En este caso, sabía que la ciudad perdida no era un simple paisaje mental. En esa misma región, se acababan de descubrir ciudades perdidas de los jazares, que Stalin había sepultado bajo el agua mediante la reconducción de ríos. Eso desencadenó en mi interior una imagen que iba adquiriendo relieve: algo que parecía saltar con cada giro metafísico–metafórico–mítico–místico en esa persecución milenaria de los «objetos sagrados»; algo que tenía que ser la esencia de la verdad oculta de los manuscritos de Pandora.

—Todas esas leyendas, Kítezhe, Edda, Nibelungenlied, las sagas del Grial de Wolfram von Eschenbach y de Chrétien de Troyes, están relacionadas entre sí de algún modo, ¿verdad Volga? —comenté.

Volga asintió despacio, pero siguió observándome, así que proseguí:

—Entonces debe de significar algo que, a pesar de ser un puñado de leyendas, se sitúe en el contexto de muchos datos históricos verificables.
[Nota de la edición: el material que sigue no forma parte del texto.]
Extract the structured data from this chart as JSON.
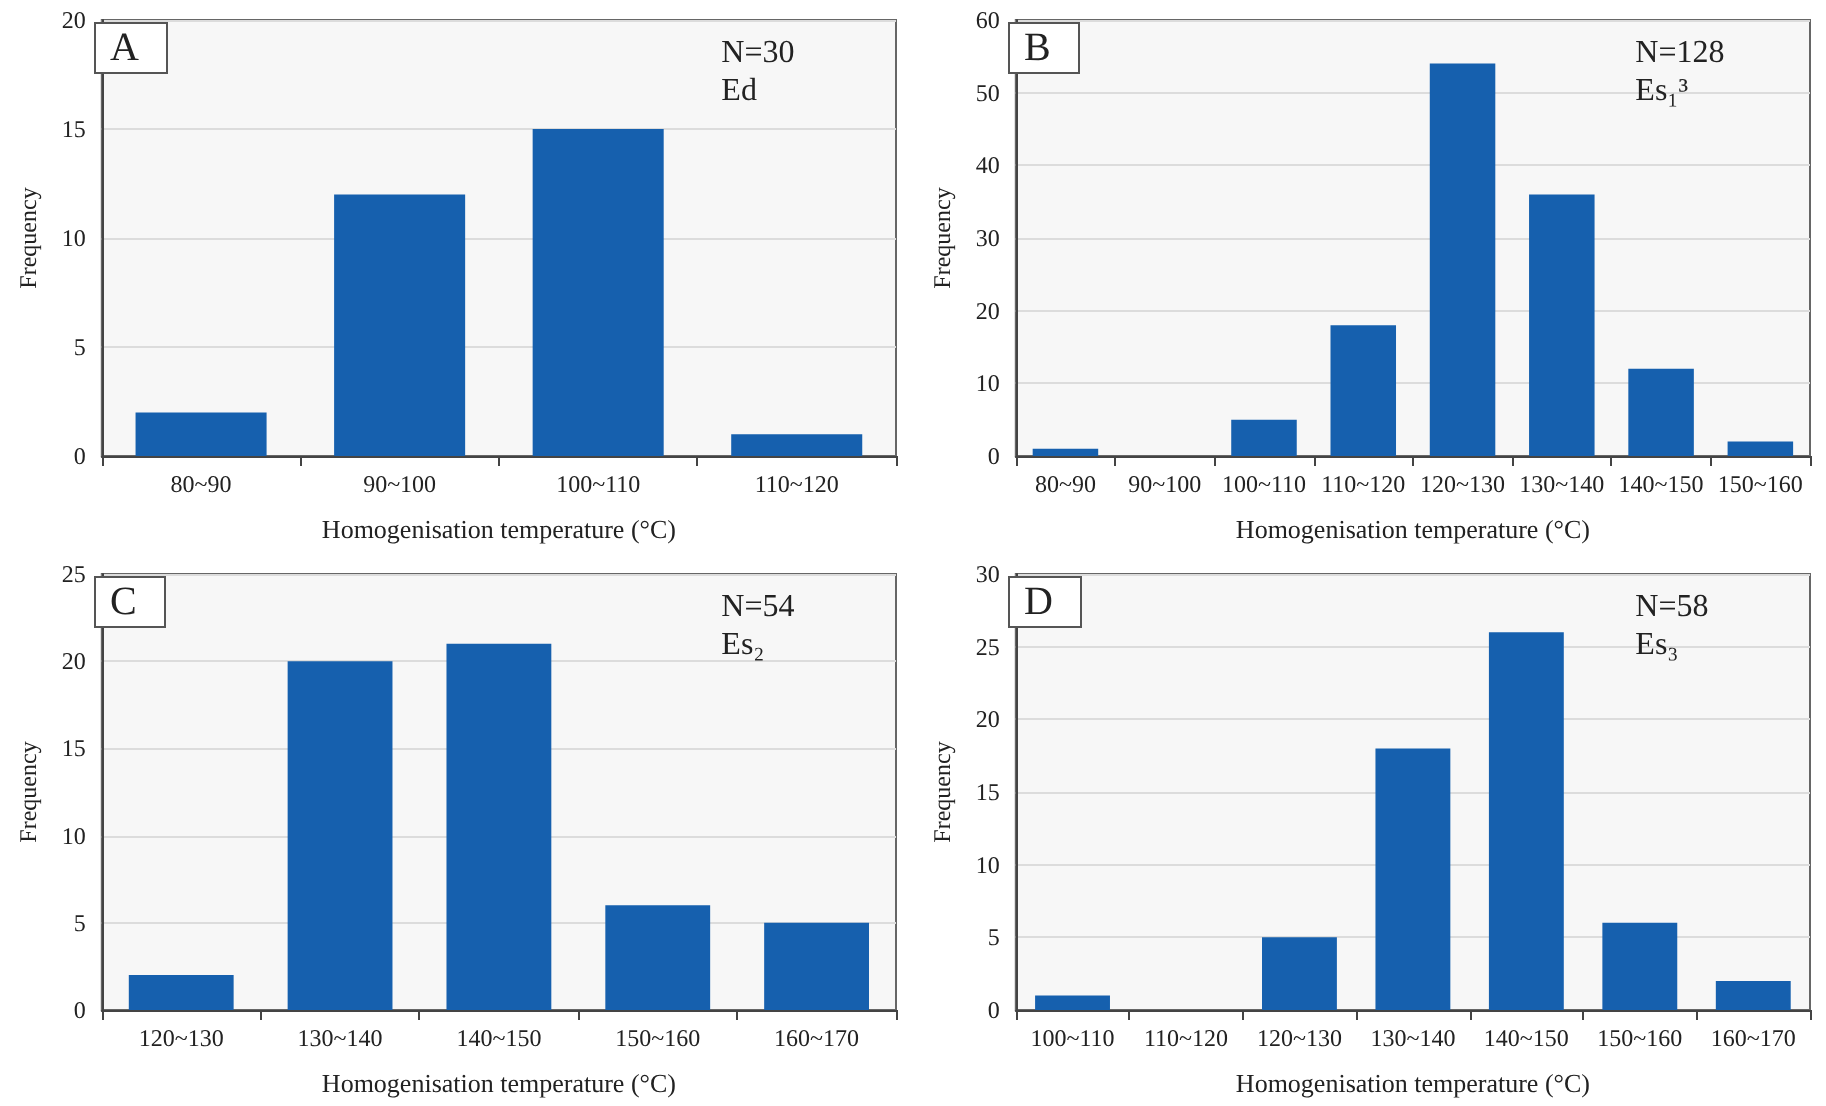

Sin olvidar que, al parecer, todo el mundo anda buscando desde hace muchísimo tiempo los objetos, los lugares y los acontecimientos descritos en esos relatos, desde poderosos líderes políticos hasta místicos misteriosos.
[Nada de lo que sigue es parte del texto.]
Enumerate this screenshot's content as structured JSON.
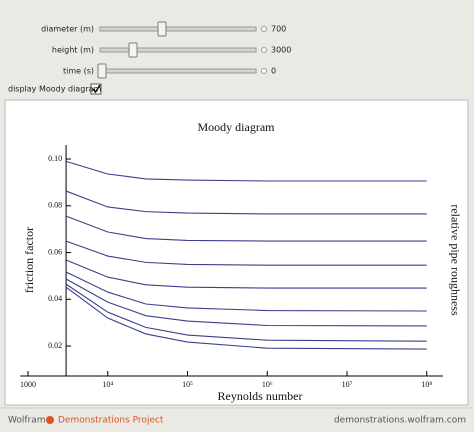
{
  "controls": {
    "sliders": [
      {
        "label": "diameter (m)",
        "value": "700"
      },
      {
        "label": "height (m)",
        "value": "3000"
      },
      {
        "label": "time (s)",
        "value": "0"
      }
    ],
    "checkbox": {
      "label": "display Moody diagram"
    }
  },
  "footer": {
    "brand": "Wolfram",
    "project": "Demonstrations Project",
    "url": "demonstrations.wolfram.com"
  },
  "chart_data": {
    "type": "line",
    "title": "Moody diagram",
    "xlabel": "Reynolds number",
    "ylabel": "friction factor",
    "y2label": "relative pipe roughness",
    "x": [
      3000,
      10000,
      30000,
      100000,
      1000000,
      100000000
    ],
    "xscale": "log",
    "xlim": [
      800,
      160000000
    ],
    "xticks": [
      1000,
      {
        "value": 10000,
        "label": "10⁴"
      },
      {
        "value": 100000,
        "label": "10⁵"
      },
      {
        "value": 1000000,
        "label": "10⁶"
      },
      {
        "value": 10000000,
        "label": "10⁷"
      },
      {
        "value": 100000000,
        "label": "10⁸"
      }
    ],
    "ylim": [
      0.0072,
      0.106
    ],
    "yticks": [
      0.02,
      0.04,
      0.06,
      0.08,
      {
        "value": 0.1,
        "label": "0.10"
      }
    ],
    "color": "#3b3f8c",
    "series": [
      {
        "values": [
          0.099,
          0.0936,
          0.0915,
          0.091,
          0.0906,
          0.0906
        ]
      },
      {
        "values": [
          0.0863,
          0.0795,
          0.0775,
          0.0769,
          0.0765,
          0.0765
        ]
      },
      {
        "values": [
          0.0756,
          0.0688,
          0.066,
          0.0652,
          0.0649,
          0.0649
        ]
      },
      {
        "values": [
          0.0649,
          0.0585,
          0.0558,
          0.0549,
          0.0546,
          0.0546
        ]
      },
      {
        "values": [
          0.0568,
          0.0495,
          0.0462,
          0.0452,
          0.0448,
          0.0448
        ]
      },
      {
        "values": [
          0.0517,
          0.0431,
          0.038,
          0.0363,
          0.0352,
          0.035
        ]
      },
      {
        "values": [
          0.0487,
          0.0388,
          0.033,
          0.0307,
          0.0288,
          0.0286
        ]
      },
      {
        "values": [
          0.0465,
          0.0345,
          0.028,
          0.0247,
          0.0225,
          0.0221
        ]
      },
      {
        "values": [
          0.0452,
          0.032,
          0.0252,
          0.0217,
          0.0191,
          0.0187
        ]
      }
    ]
  }
}
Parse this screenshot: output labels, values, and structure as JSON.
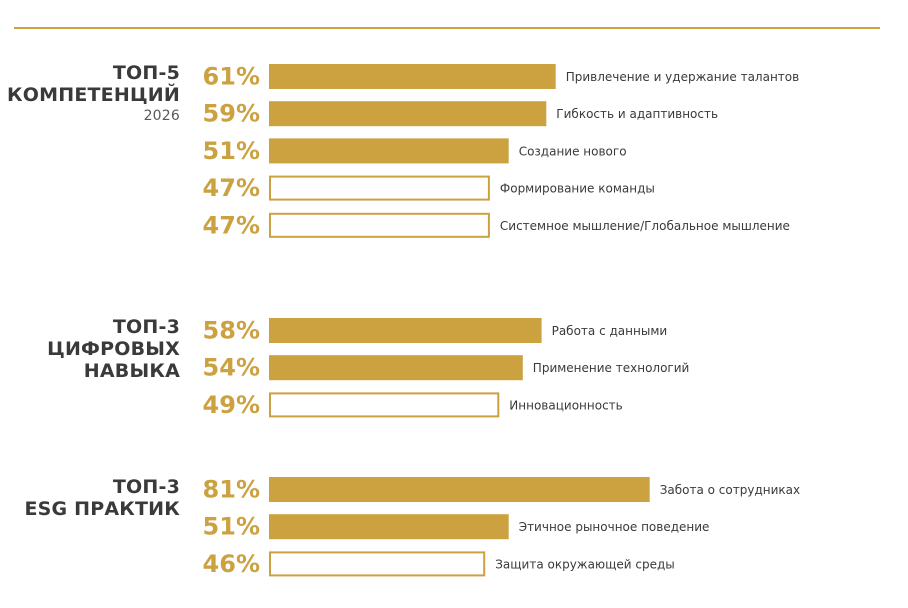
{
  "chart_data": {
    "type": "bar",
    "orientation": "horizontal",
    "value_unit": "%",
    "xlim": [
      0,
      100
    ],
    "colors": {
      "accent": "#cca140",
      "outline": "#cca140",
      "label_text": "#3a3a3c",
      "year_text": "#58585a"
    },
    "groups": [
      {
        "title_lines": [
          "ТОП-5",
          "КОМПЕТЕНЦИЙ"
        ],
        "subtitle": "2026",
        "items": [
          {
            "value": 61,
            "value_label": "61%",
            "label": "Привлечение и удержание талантов",
            "filled": true
          },
          {
            "value": 59,
            "value_label": "59%",
            "label": "Гибкость и адаптивность",
            "filled": true
          },
          {
            "value": 51,
            "value_label": "51%",
            "label": "Создание нового",
            "filled": true
          },
          {
            "value": 47,
            "value_label": "47%",
            "label": "Формирование команды",
            "filled": false
          },
          {
            "value": 47,
            "value_label": "47%",
            "label": "Системное мышление/Глобальное мышление",
            "filled": false
          }
        ]
      },
      {
        "title_lines": [
          "ТОП-3",
          "ЦИФРОВЫХ",
          "НАВЫКА"
        ],
        "subtitle": "",
        "items": [
          {
            "value": 58,
            "value_label": "58%",
            "label": "Работа с данными",
            "filled": true
          },
          {
            "value": 54,
            "value_label": "54%",
            "label": "Применение технологий",
            "filled": true
          },
          {
            "value": 49,
            "value_label": "49%",
            "label": "Инновационность",
            "filled": false
          }
        ]
      },
      {
        "title_lines": [
          "ТОП-3",
          "ESG ПРАКТИК"
        ],
        "subtitle": "",
        "items": [
          {
            "value": 81,
            "value_label": "81%",
            "label": "Забота о сотрудниках",
            "filled": true
          },
          {
            "value": 51,
            "value_label": "51%",
            "label": "Этичное рыночное поведение",
            "filled": true
          },
          {
            "value": 46,
            "value_label": "46%",
            "label": "Защита окружающей среды",
            "filled": false
          }
        ]
      }
    ]
  }
}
Me pareció ver un brillo extraño en las profundidades de los ojos negros de Volga.

—Muy bien, ya lo tengo —anuncié y me levanté de golpe.
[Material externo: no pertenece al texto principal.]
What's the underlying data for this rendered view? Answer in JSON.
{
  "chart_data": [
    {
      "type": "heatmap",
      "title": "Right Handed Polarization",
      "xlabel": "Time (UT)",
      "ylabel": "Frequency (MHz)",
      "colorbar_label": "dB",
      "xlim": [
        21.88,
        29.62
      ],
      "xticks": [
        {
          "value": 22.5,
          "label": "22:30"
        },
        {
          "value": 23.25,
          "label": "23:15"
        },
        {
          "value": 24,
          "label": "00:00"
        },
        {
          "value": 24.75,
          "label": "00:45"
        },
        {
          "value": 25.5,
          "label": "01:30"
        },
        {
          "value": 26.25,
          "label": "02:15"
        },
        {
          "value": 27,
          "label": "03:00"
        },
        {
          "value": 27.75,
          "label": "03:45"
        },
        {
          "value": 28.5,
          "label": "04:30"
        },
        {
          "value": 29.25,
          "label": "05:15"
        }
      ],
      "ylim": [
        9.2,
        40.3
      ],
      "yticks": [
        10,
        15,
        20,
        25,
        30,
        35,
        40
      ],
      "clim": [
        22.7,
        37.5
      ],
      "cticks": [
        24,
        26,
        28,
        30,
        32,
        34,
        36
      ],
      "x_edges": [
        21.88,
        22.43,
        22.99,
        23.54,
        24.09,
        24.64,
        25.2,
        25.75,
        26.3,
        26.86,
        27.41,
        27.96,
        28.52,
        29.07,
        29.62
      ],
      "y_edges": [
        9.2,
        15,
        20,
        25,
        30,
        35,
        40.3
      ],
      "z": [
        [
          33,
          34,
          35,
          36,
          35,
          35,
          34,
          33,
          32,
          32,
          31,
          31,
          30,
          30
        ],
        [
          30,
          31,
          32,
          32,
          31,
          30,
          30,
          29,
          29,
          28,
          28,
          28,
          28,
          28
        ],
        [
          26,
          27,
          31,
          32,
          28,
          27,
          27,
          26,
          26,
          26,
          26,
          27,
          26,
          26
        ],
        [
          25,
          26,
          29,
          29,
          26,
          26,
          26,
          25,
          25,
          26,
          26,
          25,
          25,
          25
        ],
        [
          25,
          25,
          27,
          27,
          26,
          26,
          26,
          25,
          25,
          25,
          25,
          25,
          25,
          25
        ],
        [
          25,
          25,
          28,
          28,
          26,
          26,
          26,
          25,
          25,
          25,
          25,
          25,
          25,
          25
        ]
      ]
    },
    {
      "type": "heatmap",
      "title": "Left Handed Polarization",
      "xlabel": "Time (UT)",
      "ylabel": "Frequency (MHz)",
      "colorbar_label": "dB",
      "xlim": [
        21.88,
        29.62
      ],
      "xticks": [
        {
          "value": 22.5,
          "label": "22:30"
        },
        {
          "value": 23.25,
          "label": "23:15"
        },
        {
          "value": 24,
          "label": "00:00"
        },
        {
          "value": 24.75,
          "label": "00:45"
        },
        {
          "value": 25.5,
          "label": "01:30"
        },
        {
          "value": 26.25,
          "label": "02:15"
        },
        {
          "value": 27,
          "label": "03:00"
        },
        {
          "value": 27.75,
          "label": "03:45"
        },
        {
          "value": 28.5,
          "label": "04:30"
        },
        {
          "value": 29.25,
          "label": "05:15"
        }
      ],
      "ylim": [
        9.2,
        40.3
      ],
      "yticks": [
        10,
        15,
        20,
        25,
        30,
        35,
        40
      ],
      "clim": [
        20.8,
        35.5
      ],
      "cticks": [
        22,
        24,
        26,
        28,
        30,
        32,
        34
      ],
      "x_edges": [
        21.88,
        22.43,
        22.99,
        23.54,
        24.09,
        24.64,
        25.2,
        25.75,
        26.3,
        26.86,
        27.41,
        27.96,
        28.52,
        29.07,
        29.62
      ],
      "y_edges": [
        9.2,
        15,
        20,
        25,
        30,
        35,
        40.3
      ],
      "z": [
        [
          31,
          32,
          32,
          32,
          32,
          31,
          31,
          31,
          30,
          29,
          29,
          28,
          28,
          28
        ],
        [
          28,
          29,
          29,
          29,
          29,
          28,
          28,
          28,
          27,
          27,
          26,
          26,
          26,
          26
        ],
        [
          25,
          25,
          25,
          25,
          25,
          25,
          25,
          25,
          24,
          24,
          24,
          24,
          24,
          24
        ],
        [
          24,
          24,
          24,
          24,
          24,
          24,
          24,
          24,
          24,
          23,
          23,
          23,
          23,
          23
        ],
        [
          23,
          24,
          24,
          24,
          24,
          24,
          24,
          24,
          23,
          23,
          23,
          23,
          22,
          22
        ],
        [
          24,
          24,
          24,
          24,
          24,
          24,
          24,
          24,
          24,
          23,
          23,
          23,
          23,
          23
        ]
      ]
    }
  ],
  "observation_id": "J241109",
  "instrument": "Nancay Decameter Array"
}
Todavía veía mi aliento en el aire, pero no me apetecía otro traguito de slivovitz todavía. Anduve arriba y abajo mientras Volga seguía sentado en silencio. Empecé a hablar:

—Nórdico, teutónico, eslavo, celta, semítico, indoeuropeo, ario, grecorromano, drávida, tracio, persa, arameo, ugarítico. Pandora averiguó cómo se relacionaban, ¿verdad? Por ese motivo dividió los manuscritos entre cuatro personas de una misma familia que nunca se hablaban entre sí, de modo que nadie los reuniera y descubriera lo que ella había visto.

Me detuve y fijé la vista en Volga, a sabiendas de que quizás había revelado demasiado de lo que sabía y de lo que no sabía. Al fin y al cabo, ¿no lo había enviado Laf a que me contara cosas, y no a la inversa? Pero cuando lo miré, Volga mostraba una expresión extraña.

—Hay una cosa muy importante en lo que acaba de decir, más importante que el resto —me indicó—. ¿Sabe cuál es?

Como resultaba obvio que yo estaba perdida, prosiguió:

—El número cuatro. Cuatro personas, cuatro esquinas, cuatro cuartos, cuatro grupos de documentos. El tiempo es fundamental porque se acerca el eón. Y usted no ha visto juntas todas las partes que reunió Pandora.

—Por lo que tengo entendido, nadie las ha visto —señalé.

—Por eso he venido a Rusia esta noche —concluyó Volga con cautela.

El corazón me latía con fuerza y opté por volverme a sentar despacio.

—En Idaho, no estaba preparada para aceptar esta misión que ahora veo en sus ojos. Espero que no sea demasiado tarde. Existe una persona que ha tenido acceso a todos los documentos durante muchos años, o como mínimo a las personas que los poseían. Aunque, como ha comentado usted, esas cuatro personas (Lafcadio, Augustus, Earnest y Zoé) no estaban en contacto entre sí, en cambio estaban en contacto con ella.

Lo miré sin dar crédito a mis oídos. Sólo podía estar hablando de una persona. Pero, entonces, gracias a Dios, recordé un detalle que hacía que la sugerencia fuera imposible.

—Es verdad que Jersey estuvo casada con mi padre, Augustus, y que después lo estuvo con tío Earnest —admití—. Y también que vivimos temporadas con tío Laf durante el período que medió entre ambos matrimonios, cuando yo era una niña. Pero Jersey no tuvo nada que ver con la horrenda tía Zoé, en París. Por lo que yo sé, ni siquiera se conocen.

Si las paredes rusas tenían oídos, sería preciso contar con un «iniciado» para traducir la respuesta de Volga.

—Siento tener que ser yo quien se lo diga, pero es bastante urgente que lo sepa —sentenció Volga con firmeza—. Su madre, Jersey, es hija de Zoé Behn.